The MRIs were consistently clear. What started as an MRI every three months moved to four, then to six. Please note: every single one of these checks was a trauma to me. I don't think I need to expound on that. Still, we were grateful and encouraged by a continued clean bill of health.
2. In 2011 the MRI showed something else, lurking elsewhere. Speculation on the cause of the brain stem bleed remain as murky as the cancer cause -- it could be a result of chemo/radiation, it could be the result of flying a radar plane ... it could be JUST. Doesn't matter, because in any case it showed up hard and made itself known.
If you're reading this it's LIKELY you experienced this episode with us, but if not, the summary is that the bleed increased to a point where despite its tenuous location, Ian would no longer survive without surgical intervention. The result of THAT surgery was much more dramatic, as Ian had to relearn to eat, talk, and walk. Collateral damage remains: He has a speech deficit, numbness/ non-coodination on the right side of his body (blessing: he's left handed), and eye movement that is truly fascinating (I can't believe someone's eyes can do this much moving and not cause them to throw up or fall down. The brain/body is truly an amazing machine).
After months of in- and out-patient therapy, Ian ditched the wheelchair and stomach feeding tube for chocolate cake and a 5K. No kidding.
Subsequent MRIs showed the same empty spot where the tumor was, the same "absence of bleed" area on the brain stem, and tra-la-la now nine years out.
3. Unfortunately his June scan, which was at a six-month distance from the previous, showed a suspicious blob. This one is/was less defined than the original tumor, but adjacent. This was a good indicator that it was tumor regrowth, but also that it was not "operable" - meaning removal is impossible and illadvisable. While it may be true we "only use X% of our brains" for anything useful, we also can't go scooping large parts out and expect to function - especially from certain areas.
This brings us to today. We've had the biopsy. The doctor removed a bit of "cystic" material as well as some permiter material which we suspect of being the no-good-ness. And whereas the tumor was a golf-ball and the bleed was a tiny raspberry, this biopsy involved millimeters of material. This was not a removal, just a test. It involved re-cutting the original skin flap and going in through where the piece of the skull was removed in 2006. Sorry for the yukky stuff.
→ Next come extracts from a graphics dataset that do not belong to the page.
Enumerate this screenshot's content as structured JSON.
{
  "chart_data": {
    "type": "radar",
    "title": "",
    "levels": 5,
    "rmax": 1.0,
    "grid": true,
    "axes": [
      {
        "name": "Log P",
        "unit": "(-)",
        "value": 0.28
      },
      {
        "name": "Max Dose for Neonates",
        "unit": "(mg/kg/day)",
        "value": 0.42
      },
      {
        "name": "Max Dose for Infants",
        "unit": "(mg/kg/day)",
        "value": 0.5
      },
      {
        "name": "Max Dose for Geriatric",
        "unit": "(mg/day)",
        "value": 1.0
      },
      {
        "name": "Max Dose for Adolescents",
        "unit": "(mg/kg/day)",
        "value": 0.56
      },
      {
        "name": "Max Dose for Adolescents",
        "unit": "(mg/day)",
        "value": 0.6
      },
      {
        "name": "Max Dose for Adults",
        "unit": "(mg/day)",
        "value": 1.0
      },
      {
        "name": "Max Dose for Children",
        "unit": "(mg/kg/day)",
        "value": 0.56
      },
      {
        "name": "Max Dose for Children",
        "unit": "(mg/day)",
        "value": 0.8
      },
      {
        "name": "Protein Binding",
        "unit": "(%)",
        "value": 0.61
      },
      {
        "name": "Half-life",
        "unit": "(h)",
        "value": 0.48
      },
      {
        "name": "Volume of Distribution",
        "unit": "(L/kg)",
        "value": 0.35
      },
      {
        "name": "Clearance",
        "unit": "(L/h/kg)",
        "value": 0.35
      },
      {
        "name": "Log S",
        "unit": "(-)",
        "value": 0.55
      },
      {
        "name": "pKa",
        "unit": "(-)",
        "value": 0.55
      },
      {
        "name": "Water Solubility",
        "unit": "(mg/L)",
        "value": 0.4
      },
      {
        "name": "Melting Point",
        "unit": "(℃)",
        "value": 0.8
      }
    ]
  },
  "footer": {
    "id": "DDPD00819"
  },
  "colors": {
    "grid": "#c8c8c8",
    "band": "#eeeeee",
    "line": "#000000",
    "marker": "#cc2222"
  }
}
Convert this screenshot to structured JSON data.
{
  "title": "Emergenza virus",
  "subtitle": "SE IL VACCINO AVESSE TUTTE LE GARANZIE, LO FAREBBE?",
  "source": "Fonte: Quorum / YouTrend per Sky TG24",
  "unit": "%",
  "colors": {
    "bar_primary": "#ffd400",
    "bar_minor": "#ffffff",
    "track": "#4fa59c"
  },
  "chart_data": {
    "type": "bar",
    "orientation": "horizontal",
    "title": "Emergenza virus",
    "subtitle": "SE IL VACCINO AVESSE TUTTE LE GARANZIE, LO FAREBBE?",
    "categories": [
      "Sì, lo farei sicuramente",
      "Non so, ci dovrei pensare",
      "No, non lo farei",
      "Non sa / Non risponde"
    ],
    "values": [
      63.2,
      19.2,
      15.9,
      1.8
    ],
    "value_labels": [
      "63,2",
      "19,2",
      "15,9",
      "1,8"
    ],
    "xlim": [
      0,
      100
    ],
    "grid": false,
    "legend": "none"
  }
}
Prognostication at this point is futile. I will only say this: they told us many years ago this was likely. We have been blessed with many relatively healthy years, but we are not naive. I suppose we gained a bit of confidence every time the scan came back clear, but thankfully? we did not place our hope there. Cancer is a bastard. And it's back.
One of the first things I thought as I readied my (already-packed) hospital bag was, "this is not our first rodeo." That's a phrase I don't think I've ever used before, yet we've heard it twice in the last two days by staff at the hospital. We must have that "brain surgery? meh." look about us (and when I say "we," I mean extended family as well).
I have a terrified peace. I have a defeated hope. I have a resolute wavering. And I trust God to work all this out. And I hate all of it.